Fashion Forward: Plaid Shorts


If life is lived out in cycles then I'm at the stage of plaid shorts-all-over again. Twenty or so years ago I discovered my father's bermudas in a box of old clothes that my mother was about to hand over to her favorite charity. Constructed of weathered yellow madras cotton, with pink, orange and green checks and stopping just short of my knees, they were perfect for achieving that non-chalant (but obviously studied) prep school look that was just then enjoying a renaissance. You wore these with battered boat shoes or white canvas tennis shoes, a pastel-colored sport shirt and you held it up with a web belt of any primary color. If you sported a tan and spoke with the right accent, you might have gotten away with lying that your family owned a boat.

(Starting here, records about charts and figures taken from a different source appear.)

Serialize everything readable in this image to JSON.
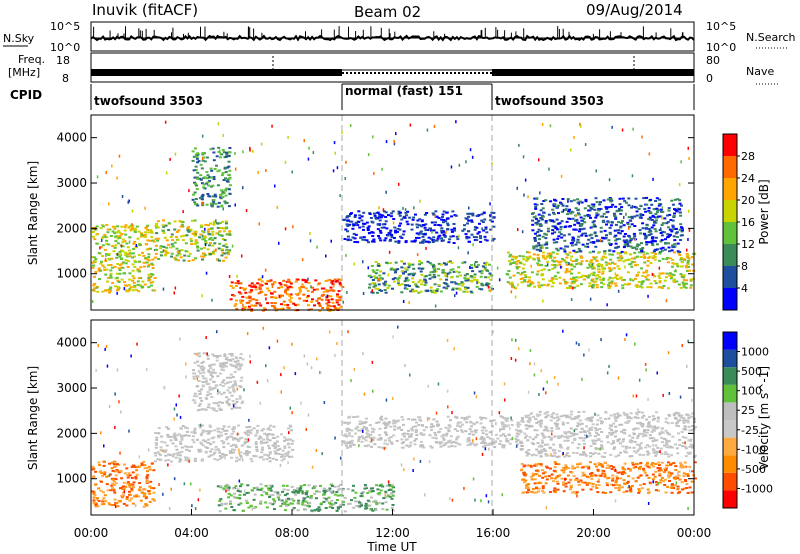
{
  "header": {
    "title": "Inuvik (fitACF)",
    "beam": "Beam 02",
    "date": "09/Aug/2014"
  },
  "noise_panel": {
    "left_label": "N.Sky",
    "right_label": "N.Search",
    "left_ticks": [
      "10^5",
      "10^0"
    ],
    "right_ticks": [
      "10^5",
      "10^0"
    ]
  },
  "freq_panel": {
    "left_label_1": "Freq.",
    "left_label_2": "[MHz]",
    "right_label": "Nave",
    "left_ticks": [
      "18",
      "8"
    ],
    "right_ticks": [
      "80",
      "0"
    ]
  },
  "cpid": {
    "label": "CPID",
    "segments": [
      {
        "name": "twofsound 3503",
        "start": 0,
        "end": 10
      },
      {
        "name": "normal (fast) 151",
        "start": 10,
        "end": 16
      },
      {
        "name": "twofsound 3503",
        "start": 16,
        "end": 24
      }
    ]
  },
  "colors": {
    "power": [
      "#0000ff",
      "#1e4e9e",
      "#3a8a5a",
      "#5fc23a",
      "#c8d400",
      "#ffa500",
      "#ff6a00",
      "#ff0000"
    ],
    "velocity": [
      "#ff0000",
      "#ff4c00",
      "#ff8c00",
      "#ffaa40",
      "#c8c8c8",
      "#bebebe",
      "#5fc23a",
      "#3a8a5a",
      "#1e4e9e",
      "#0000ff"
    ]
  },
  "chart_data": [
    {
      "type": "heatmap",
      "name": "power",
      "xlabel": "",
      "ylabel": "Slant Range [km]",
      "xlim": [
        0,
        24
      ],
      "ylim": [
        200,
        4500
      ],
      "yticks": [
        1000,
        2000,
        3000,
        4000
      ],
      "colorbar": {
        "label": "Power [dB]",
        "ticks": [
          "4",
          "8",
          "12",
          "16",
          "20",
          "24",
          "28"
        ],
        "range": [
          0,
          30
        ]
      },
      "echo_regions": [
        {
          "t": [
            0,
            2.5
          ],
          "r": [
            600,
            2100
          ],
          "value": "16-24"
        },
        {
          "t": [
            2.5,
            5.5
          ],
          "r": [
            1300,
            2200
          ],
          "value": "12-24"
        },
        {
          "t": [
            4.0,
            5.5
          ],
          "r": [
            2500,
            3800
          ],
          "value": "8-16"
        },
        {
          "t": [
            5.5,
            10
          ],
          "r": [
            200,
            900
          ],
          "value": "24-30"
        },
        {
          "t": [
            10,
            16
          ],
          "r": [
            1700,
            2400
          ],
          "value": "4-8"
        },
        {
          "t": [
            11,
            16
          ],
          "r": [
            600,
            1300
          ],
          "value": "8-20"
        },
        {
          "t": [
            16.5,
            24
          ],
          "r": [
            700,
            1500
          ],
          "value": "16-24"
        },
        {
          "t": [
            17.5,
            23.5
          ],
          "r": [
            1500,
            2700
          ],
          "value": "4-12"
        }
      ]
    },
    {
      "type": "heatmap",
      "name": "velocity",
      "xlabel": "Time UT",
      "ylabel": "Slant Range [km]",
      "xlim": [
        0,
        24
      ],
      "ylim": [
        200,
        4500
      ],
      "yticks": [
        1000,
        2000,
        3000,
        4000
      ],
      "xticks": [
        "00:00",
        "04:00",
        "08:00",
        "12:00",
        "16:00",
        "20:00",
        "00:00"
      ],
      "colorbar": {
        "label": "Velocity [m s^-1]",
        "ticks": [
          "-1000",
          "-500",
          "-100",
          "-25",
          "25",
          "100",
          "500",
          "1000"
        ],
        "range": [
          -1000,
          1000
        ]
      },
      "echo_regions": [
        {
          "t": [
            0,
            2.5
          ],
          "r": [
            400,
            1400
          ],
          "value": "-500 to -100"
        },
        {
          "t": [
            2.5,
            8
          ],
          "r": [
            1400,
            2200
          ],
          "value": "-25 to 25"
        },
        {
          "t": [
            4,
            6
          ],
          "r": [
            2500,
            3800
          ],
          "value": "-25 to 25"
        },
        {
          "t": [
            5,
            12
          ],
          "r": [
            300,
            900
          ],
          "value": "25 to 500"
        },
        {
          "t": [
            10,
            17
          ],
          "r": [
            1700,
            2400
          ],
          "value": "-25 to 25"
        },
        {
          "t": [
            17,
            24
          ],
          "r": [
            700,
            1400
          ],
          "value": "-500 to -100"
        },
        {
          "t": [
            17,
            24
          ],
          "r": [
            1500,
            2500
          ],
          "value": "-25 to 25"
        }
      ]
    }
  ]
}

They were perfect for summer - indeed, defined summer by being worn at the beach, on campus or on lazy afternoons at home. GQ featured lean bronzed Scandinavian types lounging around in them, inexplicably looking serious even though they were surrounded by seriously hot-looking women. The Preppy Handbook, that satiric guide to all things preppy, was closer to reality when it showed them being worn by pale-faced chunky college students with beer bottles attached to their hands. Probably not unlike my dad's bermuda-wearing days in the late 1950s to early 60s, too.

Just recently, I came across racks of plaid shorts in the mens section of my favorite department store. They're now called cargoes and reach beyond the knees and - with a shape that's more tapered than their 1980s forerunner (actually closer in form to the 1960s version) - still evoke memories of vacations spent at the polo club and of my math teacher's long lectures during summer make-up classes. The twenty-something salesgirl assisting me explained that they are the latest summer fashion, to which I remarked that these were the thing in my time (without specifying when that was), to which she could only uninterestedly answer, "Oh, really?". I was going to explain further but stopped myself. After all, every generation should think that it has discovered something new.